L’attività svolta per l’emancipazione dell’uomo s’indirizza, in particolare, verso i giovani, con corsi di formazione all’interno delle scuole, affinché essi attivino il loro impegno per la tutela dei valori di libertà e giustizia, per l’affrancamento dell’uomo dalle nuove e vecchie povertà, per la lotta all’analfabetismo, anche con interventi diretti nei paesi economicamente arretrati. La LIDU partecipa alle iniziative culturali di Organizzazioni nazionali e internazionali. Organizza stages, convegni e organizza anche corsi di formazione e di aggiornamento sui temi di diritti dell’uomo, nel quadro delle direttive dell’ONU e dell’UNESCO, per funzionari pubblici, magistrati, militari, e per personale scolastico, docente e non docente, di ogni ordine e grado.
Aderiscono alla LIDU giovani con istruzione media superiore, laureati, mondo accademico, professionisti, dirigenti di Enti Pubblici e di Aziende. In particolare, l’attività della LIDU si articola nei seguenti organismi:
COMMISSIONI:
CULTURA - Presidente: Felice Israel
GIUSTIZIA - Presidente: Maurizio De Tilla
SANITÀ’ - Presidente: Andrea Costanzo
QUESTIONI INTERNAZIONALI - Presidente: Giorgio Bosco
PROBLEMI ECONOMICI E SOCIALI - Presidente: Francesco Serao
IMMIGRAZIONE E DIRITTO DI ASILO/OSSERVATORIO - Presidente: Domenico Bagnato
INCARICHI:
ADEGUAMENTO DELLA LEGISLAZIONE
ITALIANA ALLA LEGISLAZIONE EUROPEA - Alfonso Martucci
PROGETTI E FORMAZIONE - Maura Di Giacinto e Fiammetta Ungari
OSSERVATORIO VITTIME - Gianmarco Cesari
PATRIMONIO ARTISTICO ITALIANO - Liliana Speranza
Premio “Paolo Ungari”
La LIDU conferisce ogni anno il riconoscimento ad una personalità che si è distinta per il suo impegno in campo umanitario.

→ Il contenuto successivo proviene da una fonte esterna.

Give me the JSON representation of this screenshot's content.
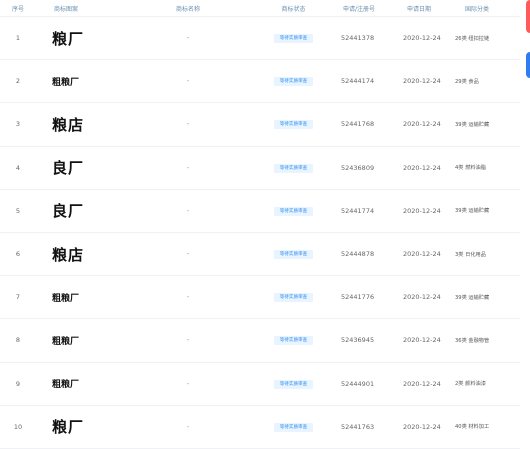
{
  "headers": {
    "no": "序号",
    "trademark": "商标图案",
    "name": "商标名称",
    "status": "商标状态",
    "reg_no": "申请/注册号",
    "date": "申请日期",
    "class": "国际分类"
  },
  "rows": [
    {
      "no": "1",
      "trademark": "粮厂",
      "size": "big",
      "name": "-",
      "status": "等待实质审查",
      "reg_no": "52441378",
      "date": "2020-12-24",
      "class": "26类 纽扣拉链"
    },
    {
      "no": "2",
      "trademark": "粗粮厂",
      "size": "small",
      "name": "-",
      "status": "等待实质审查",
      "reg_no": "52444174",
      "date": "2020-12-24",
      "class": "29类 食品"
    },
    {
      "no": "3",
      "trademark": "粮店",
      "size": "big",
      "name": "-",
      "status": "等待实质审查",
      "reg_no": "52441768",
      "date": "2020-12-24",
      "class": "39类 运输贮藏"
    },
    {
      "no": "4",
      "trademark": "良厂",
      "size": "big",
      "name": "-",
      "status": "等待实质审查",
      "reg_no": "52436809",
      "date": "2020-12-24",
      "class": "4类 燃料油脂"
    },
    {
      "no": "5",
      "trademark": "良厂",
      "size": "big",
      "name": "-",
      "status": "等待实质审查",
      "reg_no": "52441774",
      "date": "2020-12-24",
      "class": "39类 运输贮藏"
    },
    {
      "no": "6",
      "trademark": "粮店",
      "size": "big",
      "name": "-",
      "status": "等待实质审查",
      "reg_no": "52444878",
      "date": "2020-12-24",
      "class": "3类 日化用品"
    },
    {
      "no": "7",
      "trademark": "粗粮厂",
      "size": "small",
      "name": "-",
      "status": "等待实质审查",
      "reg_no": "52441776",
      "date": "2020-12-24",
      "class": "39类 运输贮藏"
    },
    {
      "no": "8",
      "trademark": "粗粮厂",
      "size": "small",
      "name": "-",
      "status": "等待实质审查",
      "reg_no": "52436945",
      "date": "2020-12-24",
      "class": "36类 金融物管"
    },
    {
      "no": "9",
      "trademark": "粗粮厂",
      "size": "small",
      "name": "-",
      "status": "等待实质审查",
      "reg_no": "52444901",
      "date": "2020-12-24",
      "class": "2类 颜料油漆"
    },
    {
      "no": "10",
      "trademark": "粮厂",
      "size": "big",
      "name": "-",
      "status": "等待实质审查",
      "reg_no": "52441763",
      "date": "2020-12-24",
      "class": "40类 材料加工"
    }
  ]
}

Negli ultimi anni è stato assegnato a Emma Bonino (2004), Walter Veltroni (2005) Franco Frattini (2006) e Andrea Riccardi (2007).
Il premio è stato istituito per ricordare la figura dell’insigne giurista e costituzionalista che svolse un’intensa attività a favore del diritto d’Asilo dei perseguitati politici, contro la tortura e le discriminazioni razziali. Paolo Ungari ha ricoperto la carica di Presidente della Commissione Diritti Umani della Presidenza del Consiglio dei Ministri e ha contribuito a redigere nel 2000 la “Carta dei Diritti Fondamentali” dell’U.E., su incarico della Comunità Europea.